Form with which the Directors of a corporation waive the necessity of a first meeting of directors.
Form with which the Directors of a corporation waive the necessity of a first meeting of directors.
A company that has no directors can be struck off. This would have serious implications for the building, as there would be no management, and it could be hard to sell any flats in the building. The process for striking off does not occur immediately.

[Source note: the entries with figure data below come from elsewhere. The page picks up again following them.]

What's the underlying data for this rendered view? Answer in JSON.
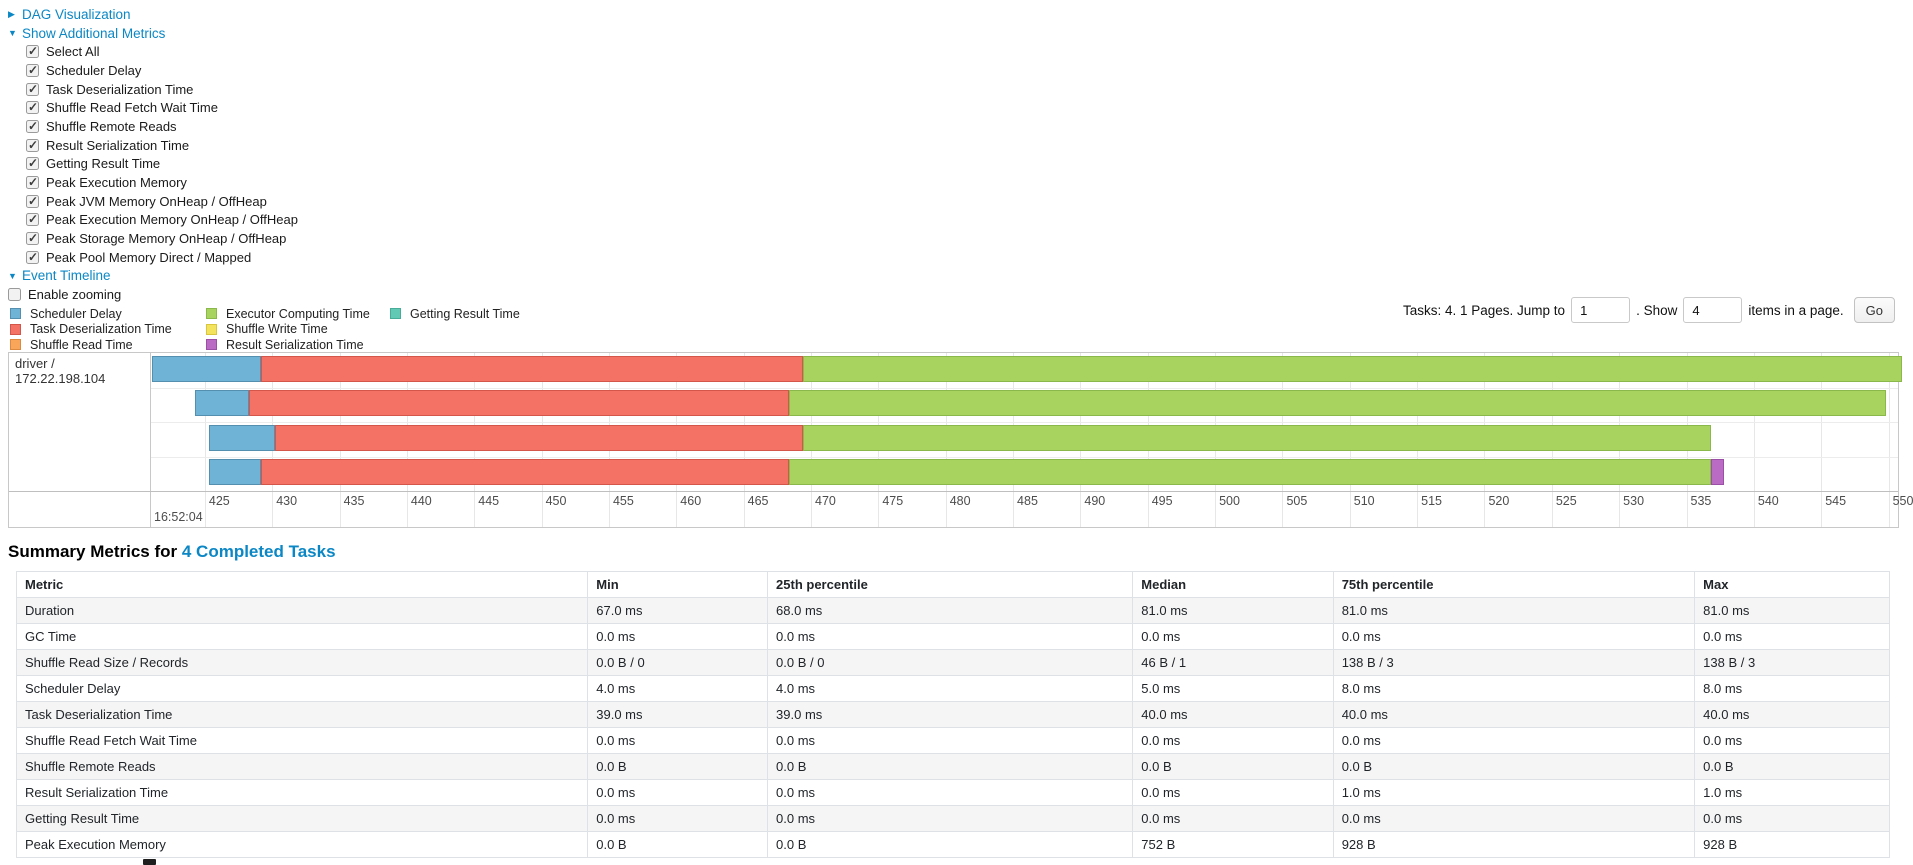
{
  "colors": {
    "link_blue": "#0b87c5",
    "scheduler_delay": {
      "fill": "#6FB3D6",
      "border": "#558FB0"
    },
    "task_deserialization": {
      "fill": "#F47265",
      "border": "#D4554A"
    },
    "shuffle_read": {
      "fill": "#F9A65A",
      "border": "#DB8A40"
    },
    "executor_computing": {
      "fill": "#A8D35F",
      "border": "#8BB84A"
    },
    "shuffle_write": {
      "fill": "#F3E25B",
      "border": "#D9C63F"
    },
    "result_serialization": {
      "fill": "#BA6CC4",
      "border": "#9C4FA6"
    },
    "getting_result": {
      "fill": "#62C9B5",
      "border": "#47AD99"
    }
  },
  "toggles": {
    "dag": "DAG Visualization",
    "metrics": "Show Additional Metrics",
    "timeline": "Event Timeline"
  },
  "metric_checkboxes": [
    "Select All",
    "Scheduler Delay",
    "Task Deserialization Time",
    "Shuffle Read Fetch Wait Time",
    "Shuffle Remote Reads",
    "Result Serialization Time",
    "Getting Result Time",
    "Peak Execution Memory",
    "Peak JVM Memory OnHeap / OffHeap",
    "Peak Execution Memory OnHeap / OffHeap",
    "Peak Storage Memory OnHeap / OffHeap",
    "Peak Pool Memory Direct / Mapped"
  ],
  "enable_zooming_label": "Enable zooming",
  "legend_columns": [
    [
      {
        "key": "scheduler_delay",
        "label": "Scheduler Delay"
      },
      {
        "key": "task_deserialization",
        "label": "Task Deserialization Time"
      },
      {
        "key": "shuffle_read",
        "label": "Shuffle Read Time"
      }
    ],
    [
      {
        "key": "executor_computing",
        "label": "Executor Computing Time"
      },
      {
        "key": "shuffle_write",
        "label": "Shuffle Write Time"
      },
      {
        "key": "result_serialization",
        "label": "Result Serialization Time"
      }
    ],
    [
      {
        "key": "getting_result",
        "label": "Getting Result Time"
      }
    ]
  ],
  "pagination": {
    "prefix": "Tasks: 4. 1 Pages. Jump to",
    "page_value": "1",
    "mid": ". Show",
    "page_size_value": "4",
    "suffix": "items in a page.",
    "go_label": "Go"
  },
  "chart_data": {
    "type": "timeline",
    "executor_label": "driver / 172.22.198.104",
    "axis": {
      "min": 421,
      "max": 550.7,
      "tick_start": 425,
      "tick_end": 550,
      "tick_step": 5,
      "major_label": "16:52:04",
      "grid": true
    },
    "tasks": [
      {
        "segments": [
          {
            "name": "scheduler_delay",
            "start": 421.1,
            "end": 429.2
          },
          {
            "name": "task_deserialization",
            "start": 429.2,
            "end": 469.4
          },
          {
            "name": "executor_computing",
            "start": 469.4,
            "end": 551.0
          }
        ]
      },
      {
        "segments": [
          {
            "name": "scheduler_delay",
            "start": 424.3,
            "end": 428.3
          },
          {
            "name": "task_deserialization",
            "start": 428.3,
            "end": 468.4
          },
          {
            "name": "executor_computing",
            "start": 468.4,
            "end": 549.8
          }
        ]
      },
      {
        "segments": [
          {
            "name": "scheduler_delay",
            "start": 425.3,
            "end": 430.2
          },
          {
            "name": "task_deserialization",
            "start": 430.2,
            "end": 469.4
          },
          {
            "name": "executor_computing",
            "start": 469.4,
            "end": 536.8
          }
        ]
      },
      {
        "segments": [
          {
            "name": "scheduler_delay",
            "start": 425.3,
            "end": 429.2
          },
          {
            "name": "task_deserialization",
            "start": 429.2,
            "end": 468.4
          },
          {
            "name": "executor_computing",
            "start": 468.4,
            "end": 536.8
          },
          {
            "name": "result_serialization",
            "start": 536.8,
            "end": 537.8
          }
        ]
      }
    ]
  },
  "summary": {
    "title_prefix": "Summary Metrics for",
    "title_link": "4 Completed Tasks",
    "headers": [
      "Metric",
      "Min",
      "25th percentile",
      "Median",
      "75th percentile",
      "Max"
    ],
    "col_widths_pct": [
      30.5,
      9.6,
      19.5,
      10.7,
      19.3,
      10.4
    ],
    "rows": [
      [
        "Duration",
        "67.0 ms",
        "68.0 ms",
        "81.0 ms",
        "81.0 ms",
        "81.0 ms"
      ],
      [
        "GC Time",
        "0.0 ms",
        "0.0 ms",
        "0.0 ms",
        "0.0 ms",
        "0.0 ms"
      ],
      [
        "Shuffle Read Size / Records",
        "0.0 B / 0",
        "0.0 B / 0",
        "46 B / 1",
        "138 B / 3",
        "138 B / 3"
      ],
      [
        "Scheduler Delay",
        "4.0 ms",
        "4.0 ms",
        "5.0 ms",
        "8.0 ms",
        "8.0 ms"
      ],
      [
        "Task Deserialization Time",
        "39.0 ms",
        "39.0 ms",
        "40.0 ms",
        "40.0 ms",
        "40.0 ms"
      ],
      [
        "Shuffle Read Fetch Wait Time",
        "0.0 ms",
        "0.0 ms",
        "0.0 ms",
        "0.0 ms",
        "0.0 ms"
      ],
      [
        "Shuffle Remote Reads",
        "0.0 B",
        "0.0 B",
        "0.0 B",
        "0.0 B",
        "0.0 B"
      ],
      [
        "Result Serialization Time",
        "0.0 ms",
        "0.0 ms",
        "0.0 ms",
        "1.0 ms",
        "1.0 ms"
      ],
      [
        "Getting Result Time",
        "0.0 ms",
        "0.0 ms",
        "0.0 ms",
        "0.0 ms",
        "0.0 ms"
      ],
      [
        "Peak Execution Memory",
        "0.0 B",
        "0.0 B",
        "752 B",
        "928 B",
        "928 B"
      ]
    ]
  }
}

An alternative to a formal board of directors is an informal advisory board. Many small businesses assemble a team of expert advisors to provide the same type of high level strategic planning and direction but without being bound by board decisions.
Generally, a corporation must form a named board of directors and hold at least one annual meeting. The board must also maintain written records of items discussed and actions taken at each meeting.
Board members are usually appointed by voting members, who cast their votes on who should be selected for a board in an election. If a nonprofit organization chooses to remain unincorporated, they legally do not need to appoint a board of directors to run.
All corporations, regardless of the state, must have a shareholder-elected Board of Directors. An LLC is not required to have a Board of Directors, but can adopt this form of management if the members (the owners of the LLC) choose to do so.
Bylaws can add additional qualifications as agreed upon by the current board members. 501(c)(3) public charities must have at least 3 board members.
If your business is a corporation, then you are required by law to have a board of directors. Depending on your particular corporate structure and your state, one or two directors may be all that's legally required.
(1) The incorporators or board of directors of a corporation must adopt initial bylaws for the corporation.